Мать Женяры, Анна Меркуловна, была еще крепкая и даже моложавая с виду женщина. Встретила она молодых супругов среди ночи неприветливо, почти сурово, прикоснувшись к щеке дочери губами, поскребла довольно выразительным носом воздух, сморщилась и ткнула пальцем в Коляшу:
— Муж, небось?
— Му-уж, — прошелестела губами Женяра.
— Бракованный какой-то. Лучше-то не досталось? — и постукала себя кулком по зевающему рту. — Лучших девчонки побойчее тебя расхватали! И кашляешь, будто колхозная кляча. Не туберкулез ли с фронта вместо трофеев привезла? Ну ладно, ложитесь на лежанку, за печь. Днем баню истоплю, тогда уж на постелю допущу.
Городок Красновишерск стоял на самом северном краю Молотовской области, да и всей России, пожалуй что. Говорили, что еще севернее есть старинные города Чердынь и Ныроб, но новожитель пермских земель Хахалин Николай Иванович не верил этому — куда уж дальше-то?
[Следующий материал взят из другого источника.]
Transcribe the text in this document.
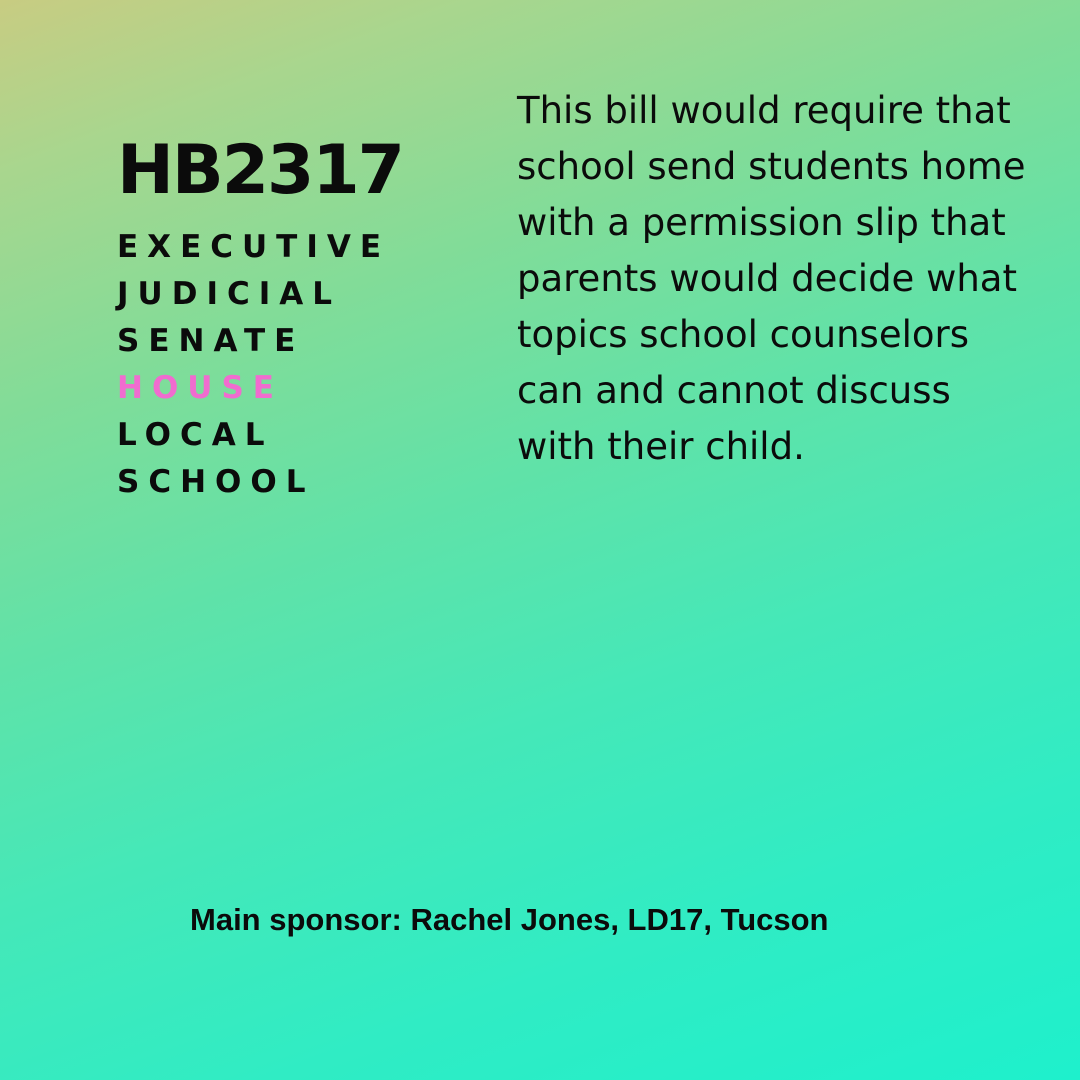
HB2317
EXECUTIVE
JUDICIAL
SENATE
HOUSE
LOCAL
SCHOOL

This bill would require that school send students home with a permission slip that parents would decide what topics school counselors can and cannot discuss with their child.

Main sponsor: Rachel Jones, LD17, Tucson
При Анне Меркуловне состоял молодой мужик из тех самых западноукраинских селян, перевоспитанием которых занимался конвойный полк. Чего-то он подсчитывал, чем-то руководил, возил в леса на лошади продукты, фураж, строительные материалы — там, в студеных горах, на глухих речках Цепел, Молмыс, Язьва — устраивались жить, валили и сплавляли лес переселенцы с Украины, и не только с Западной. Кое-что снабженец не довозил до поселков, ночной порой сваливал возы и мешки в белоусовском дворе, в пристройках. Анна Меркуловна щеголяла по дому в шелковом китайском халате с ярким павлином на спине и пичужками поменьше — на рукавах. Шубка на ней была с лисьим, но уже монгольским воротничком, на пальцах золотые перстни. Кладовка и подпол забиты продуктами, и, тем не менее, Анна Меркуловна — прямой человек — упредила дочь с зятем:
— Чтобы за неделю получили паспорта, определялись на работу и на свой паек. Я сама живу коровой да еще за карточку, за рабочую, — полы в общежитии мою.
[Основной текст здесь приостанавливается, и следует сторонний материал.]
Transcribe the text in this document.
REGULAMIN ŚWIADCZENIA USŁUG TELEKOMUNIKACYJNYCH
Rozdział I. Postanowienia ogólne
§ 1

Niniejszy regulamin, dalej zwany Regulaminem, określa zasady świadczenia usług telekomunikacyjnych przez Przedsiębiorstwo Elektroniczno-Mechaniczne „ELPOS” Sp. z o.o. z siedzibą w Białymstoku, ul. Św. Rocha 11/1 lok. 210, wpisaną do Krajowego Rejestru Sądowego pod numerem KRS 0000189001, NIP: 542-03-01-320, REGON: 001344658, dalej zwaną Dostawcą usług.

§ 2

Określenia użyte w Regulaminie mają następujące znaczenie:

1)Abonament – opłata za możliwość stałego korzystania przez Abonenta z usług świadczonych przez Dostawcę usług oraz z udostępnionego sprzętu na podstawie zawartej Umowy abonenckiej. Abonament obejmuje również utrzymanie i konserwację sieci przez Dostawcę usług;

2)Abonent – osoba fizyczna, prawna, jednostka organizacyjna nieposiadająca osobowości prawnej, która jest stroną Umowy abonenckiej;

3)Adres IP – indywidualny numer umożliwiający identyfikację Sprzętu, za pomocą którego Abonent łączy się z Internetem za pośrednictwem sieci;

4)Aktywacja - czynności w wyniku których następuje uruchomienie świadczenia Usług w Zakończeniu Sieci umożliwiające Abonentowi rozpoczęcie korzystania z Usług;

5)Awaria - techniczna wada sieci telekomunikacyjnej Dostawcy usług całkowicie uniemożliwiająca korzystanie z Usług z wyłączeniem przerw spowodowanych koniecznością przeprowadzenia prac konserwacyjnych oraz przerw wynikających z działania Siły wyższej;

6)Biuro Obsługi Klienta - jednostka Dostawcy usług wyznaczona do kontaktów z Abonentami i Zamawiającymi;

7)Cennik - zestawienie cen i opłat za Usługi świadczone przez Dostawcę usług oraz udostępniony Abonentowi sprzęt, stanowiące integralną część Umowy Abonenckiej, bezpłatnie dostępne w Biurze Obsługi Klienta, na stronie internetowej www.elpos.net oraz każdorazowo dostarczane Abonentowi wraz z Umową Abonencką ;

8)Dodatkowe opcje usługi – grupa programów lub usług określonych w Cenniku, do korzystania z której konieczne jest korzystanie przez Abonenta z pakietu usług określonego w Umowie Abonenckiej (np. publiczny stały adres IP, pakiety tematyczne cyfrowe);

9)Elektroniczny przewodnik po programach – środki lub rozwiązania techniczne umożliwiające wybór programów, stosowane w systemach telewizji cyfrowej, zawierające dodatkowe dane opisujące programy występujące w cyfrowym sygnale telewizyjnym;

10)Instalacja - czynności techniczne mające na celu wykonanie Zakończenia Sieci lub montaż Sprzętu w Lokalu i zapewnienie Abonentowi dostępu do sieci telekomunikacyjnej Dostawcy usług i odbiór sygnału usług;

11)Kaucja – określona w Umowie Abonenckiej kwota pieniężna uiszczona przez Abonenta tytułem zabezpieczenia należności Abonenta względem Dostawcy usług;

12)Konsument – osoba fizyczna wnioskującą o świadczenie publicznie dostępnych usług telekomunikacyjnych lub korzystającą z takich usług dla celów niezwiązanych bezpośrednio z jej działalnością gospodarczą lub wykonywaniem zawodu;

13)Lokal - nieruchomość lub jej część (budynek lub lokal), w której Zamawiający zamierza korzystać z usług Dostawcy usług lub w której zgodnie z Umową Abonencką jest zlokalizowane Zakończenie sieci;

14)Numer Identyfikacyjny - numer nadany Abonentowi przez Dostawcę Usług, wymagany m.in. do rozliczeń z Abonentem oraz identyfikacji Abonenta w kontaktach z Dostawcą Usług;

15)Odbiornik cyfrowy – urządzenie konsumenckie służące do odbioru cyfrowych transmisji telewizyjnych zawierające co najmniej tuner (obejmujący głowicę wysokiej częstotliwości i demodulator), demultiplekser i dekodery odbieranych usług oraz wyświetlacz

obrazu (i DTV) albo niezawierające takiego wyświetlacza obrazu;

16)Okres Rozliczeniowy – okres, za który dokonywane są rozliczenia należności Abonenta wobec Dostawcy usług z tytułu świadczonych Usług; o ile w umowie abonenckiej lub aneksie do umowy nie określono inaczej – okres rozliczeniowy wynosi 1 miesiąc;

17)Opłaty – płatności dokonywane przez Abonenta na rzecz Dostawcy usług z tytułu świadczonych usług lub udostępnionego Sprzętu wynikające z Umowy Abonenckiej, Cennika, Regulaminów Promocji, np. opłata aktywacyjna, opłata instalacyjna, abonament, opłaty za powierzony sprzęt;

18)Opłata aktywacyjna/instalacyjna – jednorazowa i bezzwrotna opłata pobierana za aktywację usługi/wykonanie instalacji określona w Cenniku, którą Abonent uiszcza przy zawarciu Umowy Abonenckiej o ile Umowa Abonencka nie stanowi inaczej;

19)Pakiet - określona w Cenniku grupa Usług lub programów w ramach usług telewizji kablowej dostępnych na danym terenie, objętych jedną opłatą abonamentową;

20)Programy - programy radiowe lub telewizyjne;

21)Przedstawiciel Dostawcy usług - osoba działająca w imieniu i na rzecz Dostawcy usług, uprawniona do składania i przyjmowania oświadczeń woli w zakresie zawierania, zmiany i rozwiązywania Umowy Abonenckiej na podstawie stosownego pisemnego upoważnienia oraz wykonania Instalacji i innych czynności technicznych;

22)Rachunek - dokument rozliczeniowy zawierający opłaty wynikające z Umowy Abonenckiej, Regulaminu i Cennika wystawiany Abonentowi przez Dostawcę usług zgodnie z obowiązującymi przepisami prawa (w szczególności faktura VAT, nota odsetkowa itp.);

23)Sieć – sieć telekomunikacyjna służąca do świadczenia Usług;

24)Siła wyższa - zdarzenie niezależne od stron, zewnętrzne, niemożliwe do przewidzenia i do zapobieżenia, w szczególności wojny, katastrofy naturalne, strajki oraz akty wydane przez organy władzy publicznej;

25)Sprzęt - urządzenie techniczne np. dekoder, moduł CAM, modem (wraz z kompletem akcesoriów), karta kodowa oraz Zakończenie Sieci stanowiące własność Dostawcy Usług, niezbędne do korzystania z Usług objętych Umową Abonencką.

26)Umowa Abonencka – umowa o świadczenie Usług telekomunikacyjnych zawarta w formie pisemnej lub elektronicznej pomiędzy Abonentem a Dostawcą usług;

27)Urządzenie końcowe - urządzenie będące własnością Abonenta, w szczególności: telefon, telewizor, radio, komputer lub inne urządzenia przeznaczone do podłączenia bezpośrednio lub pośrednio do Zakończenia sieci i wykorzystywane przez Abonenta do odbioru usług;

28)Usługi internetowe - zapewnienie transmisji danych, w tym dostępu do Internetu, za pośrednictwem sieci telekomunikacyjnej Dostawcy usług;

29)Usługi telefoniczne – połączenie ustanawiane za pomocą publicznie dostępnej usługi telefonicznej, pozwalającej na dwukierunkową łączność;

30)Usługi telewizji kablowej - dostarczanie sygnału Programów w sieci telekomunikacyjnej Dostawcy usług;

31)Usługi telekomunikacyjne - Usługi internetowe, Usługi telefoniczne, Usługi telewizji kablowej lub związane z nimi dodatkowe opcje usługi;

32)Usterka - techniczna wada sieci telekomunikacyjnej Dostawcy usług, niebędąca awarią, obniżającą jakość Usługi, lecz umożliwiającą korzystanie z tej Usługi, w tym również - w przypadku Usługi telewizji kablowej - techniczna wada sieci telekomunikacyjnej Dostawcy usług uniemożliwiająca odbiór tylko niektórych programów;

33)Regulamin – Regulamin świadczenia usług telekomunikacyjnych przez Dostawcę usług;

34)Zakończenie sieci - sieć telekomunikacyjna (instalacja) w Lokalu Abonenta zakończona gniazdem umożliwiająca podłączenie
Женяра виновато поникла: она знала, что им с мужем и неделю не протянуть на завоеванном, от родины полученном довольствии. Солдату Хахалину при демобилизации выплатили сто восемьдесят рублей и продовольственных талонов на десять дней. Женяре — хоть и маленькому почтовому начальнику — отвалили аж восемьсот рублей и талонов тоже на десять дней, еще билет бесплатный и новое обмундирование ей выдали. Коляша Хахалин явился на пермскую землю в пилотке и в сапогах, а тут уже зима! Хорошо, что от Белоусова-отца кое-что осталось и от брата. Мать выкинула мятые, пыльные вещи, сказала, что люди едут с фронта как люди.
— Вон офыцэр из какого-то смертша и ковров, и вещей дорогих навез, да и золотишка, а тут ровно с каторги парочка явилась: гола, нага, хвора к тому же.
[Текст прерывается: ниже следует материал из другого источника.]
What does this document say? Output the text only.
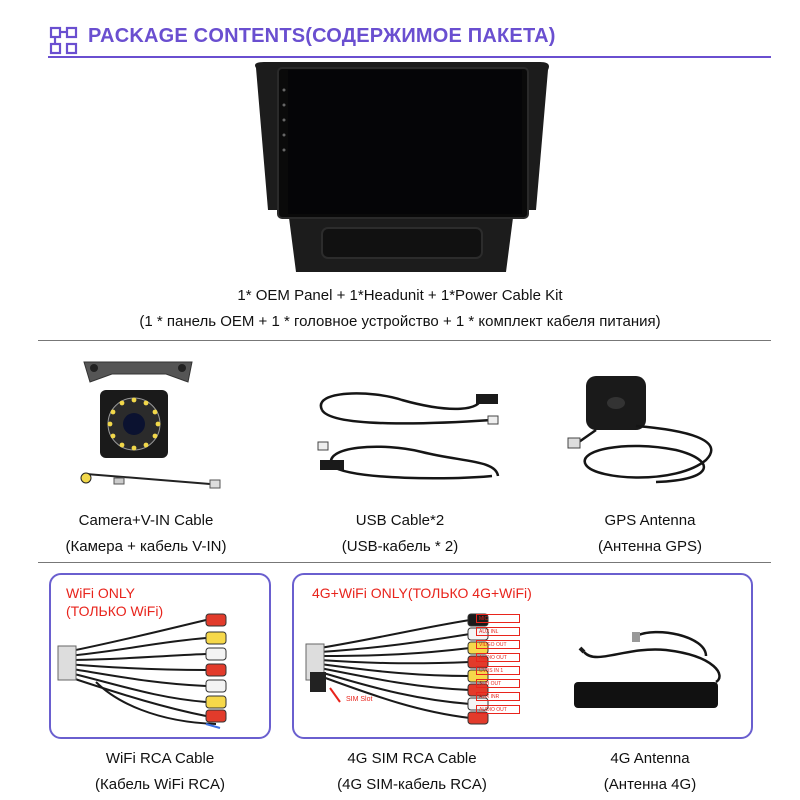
PACKAGE CONTENTS(СОДЕРЖИМОЕ ПАКЕТА)
1* OEM Panel + 1*Headunit + 1*Power Cable Kit
(1 * панель OEM + 1 * головное устройство + 1 * комплект кабеля питания)
Camera+V-IN Cable
(Камера + кабель V-IN)
USB Cable*2
(USB-кабель * 2)
GPS Antenna
(Антенна GPS)
WiFi ONLY
(ТОЛЬКО WiFi)
WiFi RCA Cable
(Кабель WiFi RCA)
4G+WiFi ONLY(ТОЛЬКО 4G+WiFi)
SIM Slot
MIC
AUX INL
VIDEO OUT
AUDIO OUT
CVBS IN 1
SUB OUT
AUX INR
AUDIO OUT
4G SIM RCA Cable
(4G SIM-кабель RCA)
4G Antenna
(Антенна 4G)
Уже на другой день, не глядя на хворь, Женяра, не переставая покашливать, давя одышку, управлялась по двору, доила и поила корову, муж ее чистил стайку, колол дрова, вел себя пока безропотно, но чувствовала она, что муж нагревается, закипает и скоро-скоро, воткнув топор в чурку, решительно рявкнет: «А шли бы вы все вместе со своим хозяйством на хер!» — бросит жену и рванет из Красновишерска куда глаза глядят.
Гладя ночью мужа по голове, по отросшим, ершистым волосам, Женяра просила:
— Не спорься с мамой, Коля, не спорься. Терпи. Я же терплю. Всю жизнь. Мама у нас всегда и во всем права, и всегда сверху. Папу, брата и меня она жевала, жевала, всю дорогу жевала. Она даже в письмах нас жевала. И папа с братом, если живы, спрятались от нее. Теперь вот мы ей на зуб попали…
— Н-ни-иы-ычего! Меня не больно ужуешь! Я спереду костист, сзаду говнист, — хорохорился Коляша.
Женяра, скрыв беременность, поступила на почту — таскать сумку. Коляше легкой работы не находилось, и он начал помогать приживале Анны Меркуловны — возить в лес грузы.